Krefeld: CDU wirft der Stadt Konzeptlosigkeit bei der Innenstadtplanung vor

Krefeld: CDU wirft der Stadt Konzeptlosigkeit bei der Innenstadtplanung vor

Der Vorstand der CDU im Stadtbezirk Mitte kritisiert die "mangelnde Nachhaltigkeit der Innenstadtplanung" durch die Verwaltungsspitze. Man habe "voller Interesse die SPD-Veranstaltung mit Planungsdezernent Martin Linne verfolgt", doch seien dabei "anscheinend Antworten auf viele offene Fragen ausgeblieben, die den Bewohnern und Besuchern der Innenstadt auf den Nägeln brennen", so die neue Stadtbezirksvorsitzende Carla Stomps.

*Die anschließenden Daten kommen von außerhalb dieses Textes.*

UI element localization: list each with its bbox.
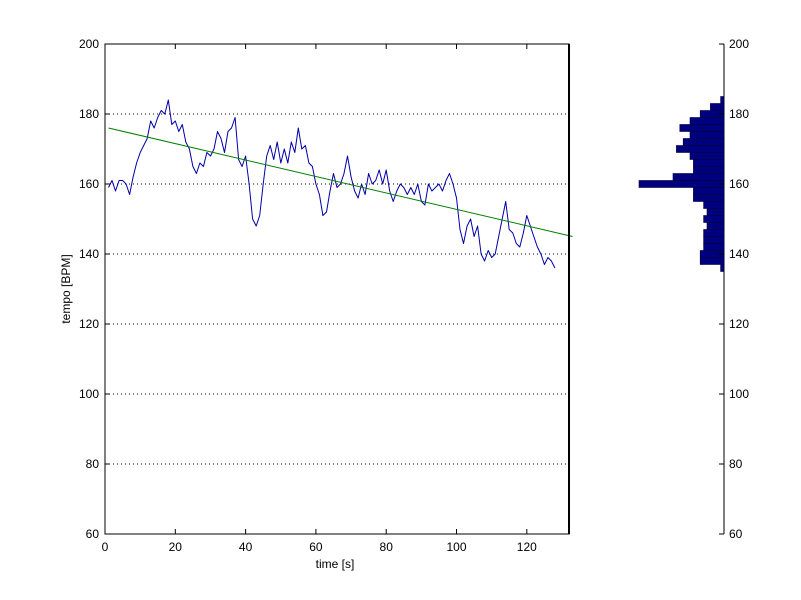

"Ostwall und Südwall - einstige Prachtstraßen - werden immer wieder mit hohen Ausgaben verschönert, aber wo bleibt die Nachhaltigkeit?", moniert Stomps. "Wo sind Instandhaltungsprogramme und Reinigungsintervalle nach Neuinvestitionen festgeschrieben, und wie werden diese kontrolliert? Wer zeichnet dafür verantwortlich, und wie wird unsere Innenstadt davor bewahrt, zu vermüllen?" Dezernent Linne habe erkannt, "dass es Menschen gibt, die sich nicht an die Regeln des Umgangs mit Mitmenschen und Umwelt halten", so die CDU-Politikerin. "Aber wo ist seine Lösung - oder zumindest ein Lösungsansatz?" Die "ordentlichen Bewohner der Innenstadt" sähen sich damit konfrontiert, "dass ihre Immobilien an Wert verlieren, da das Umfeld verkommt", beklagt die Christdemokratin. "Sind es aber nicht gerade diese Innenstadtbewohner, die mit hohen Investitionen unsere Innenstadt erhalten und mit gepflegten Häusern zum Erscheinungsbild unser Stadt beitragen?"

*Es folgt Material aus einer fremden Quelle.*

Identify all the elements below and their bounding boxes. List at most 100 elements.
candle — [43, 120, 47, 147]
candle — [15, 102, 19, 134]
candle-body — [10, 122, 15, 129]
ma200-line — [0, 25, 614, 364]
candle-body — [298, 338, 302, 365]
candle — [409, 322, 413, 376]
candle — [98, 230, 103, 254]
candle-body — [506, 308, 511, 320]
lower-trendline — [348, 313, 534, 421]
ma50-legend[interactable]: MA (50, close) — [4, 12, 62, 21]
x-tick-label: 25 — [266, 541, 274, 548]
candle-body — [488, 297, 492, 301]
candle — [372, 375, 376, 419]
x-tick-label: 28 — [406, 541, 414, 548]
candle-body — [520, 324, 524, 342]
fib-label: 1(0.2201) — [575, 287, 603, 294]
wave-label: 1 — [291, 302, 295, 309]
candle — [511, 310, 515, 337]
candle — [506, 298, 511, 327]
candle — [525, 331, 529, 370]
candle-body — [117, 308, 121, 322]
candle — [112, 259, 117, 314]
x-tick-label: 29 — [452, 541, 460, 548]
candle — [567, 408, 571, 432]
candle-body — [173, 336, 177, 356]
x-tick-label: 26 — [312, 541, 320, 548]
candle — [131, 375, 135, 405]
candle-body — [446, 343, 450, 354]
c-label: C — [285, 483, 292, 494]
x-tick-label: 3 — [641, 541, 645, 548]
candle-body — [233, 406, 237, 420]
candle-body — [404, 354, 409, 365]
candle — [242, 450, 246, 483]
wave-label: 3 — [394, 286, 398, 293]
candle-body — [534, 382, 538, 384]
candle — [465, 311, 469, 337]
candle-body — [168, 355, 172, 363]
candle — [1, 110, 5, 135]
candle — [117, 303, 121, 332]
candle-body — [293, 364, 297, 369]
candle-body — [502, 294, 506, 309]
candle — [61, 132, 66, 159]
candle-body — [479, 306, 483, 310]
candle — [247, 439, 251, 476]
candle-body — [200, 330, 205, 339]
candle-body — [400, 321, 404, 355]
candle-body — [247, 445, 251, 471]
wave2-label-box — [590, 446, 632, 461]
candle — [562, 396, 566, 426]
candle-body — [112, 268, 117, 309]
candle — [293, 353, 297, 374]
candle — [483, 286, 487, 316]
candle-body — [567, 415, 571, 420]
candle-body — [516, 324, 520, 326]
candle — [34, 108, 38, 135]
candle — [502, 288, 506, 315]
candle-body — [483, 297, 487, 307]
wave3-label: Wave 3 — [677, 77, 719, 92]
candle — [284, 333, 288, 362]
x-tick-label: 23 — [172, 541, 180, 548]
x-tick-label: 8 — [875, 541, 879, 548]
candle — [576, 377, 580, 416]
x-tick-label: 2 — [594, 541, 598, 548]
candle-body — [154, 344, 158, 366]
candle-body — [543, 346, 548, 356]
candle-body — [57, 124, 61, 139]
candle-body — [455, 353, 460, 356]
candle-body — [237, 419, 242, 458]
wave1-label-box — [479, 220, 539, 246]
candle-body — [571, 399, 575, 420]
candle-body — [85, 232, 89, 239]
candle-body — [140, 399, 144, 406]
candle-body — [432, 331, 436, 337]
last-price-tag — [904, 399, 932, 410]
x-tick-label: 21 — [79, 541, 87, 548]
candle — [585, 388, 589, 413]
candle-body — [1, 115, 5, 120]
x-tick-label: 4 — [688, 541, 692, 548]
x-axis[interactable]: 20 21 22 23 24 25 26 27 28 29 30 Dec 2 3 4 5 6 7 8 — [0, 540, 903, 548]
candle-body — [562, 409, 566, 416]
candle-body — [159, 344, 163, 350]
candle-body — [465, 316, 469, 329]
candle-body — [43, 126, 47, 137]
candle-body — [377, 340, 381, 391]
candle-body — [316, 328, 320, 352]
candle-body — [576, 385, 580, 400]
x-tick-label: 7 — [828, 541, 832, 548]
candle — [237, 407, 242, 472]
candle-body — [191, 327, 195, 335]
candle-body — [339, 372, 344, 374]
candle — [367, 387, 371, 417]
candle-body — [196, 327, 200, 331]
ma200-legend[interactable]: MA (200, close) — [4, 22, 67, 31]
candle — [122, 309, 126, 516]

Stomps gibt zu bedenken: "In den Außenbezirken bekommt man von den Problemen nicht so viel mit, da herrscht eine bessere Selbstkontrolle der Nachbarschaft, die dazu führt, dass jeder vor seiner Tür kehrt. Das ist in der Innenstadt so leider nicht der Fall." Deswegen fordert die CDU-Mitte, "dass die Stadtspitze sich endlich ihrer Verantwortung stellt". Eine gewünschte Vielfalt bedürfe "einer stringenteren Führung, damit es für alle verlässliche Regeln gibt". Stomps: "Was die Innenstadtbewohner allerdings nicht mehr wünschen, ist, dass sie wie im Fall der Westwall-Öffnung am Ring durch die Manege geführt und mit ungenauen Aussagen vertröstet werden." Daher fordert die Union im Stadtbezirk Mitte, unterstützt von den Innenstadt-Bürgervereinen, "neuerlich und mit Nachdruck" die Öffnung des Westwalls.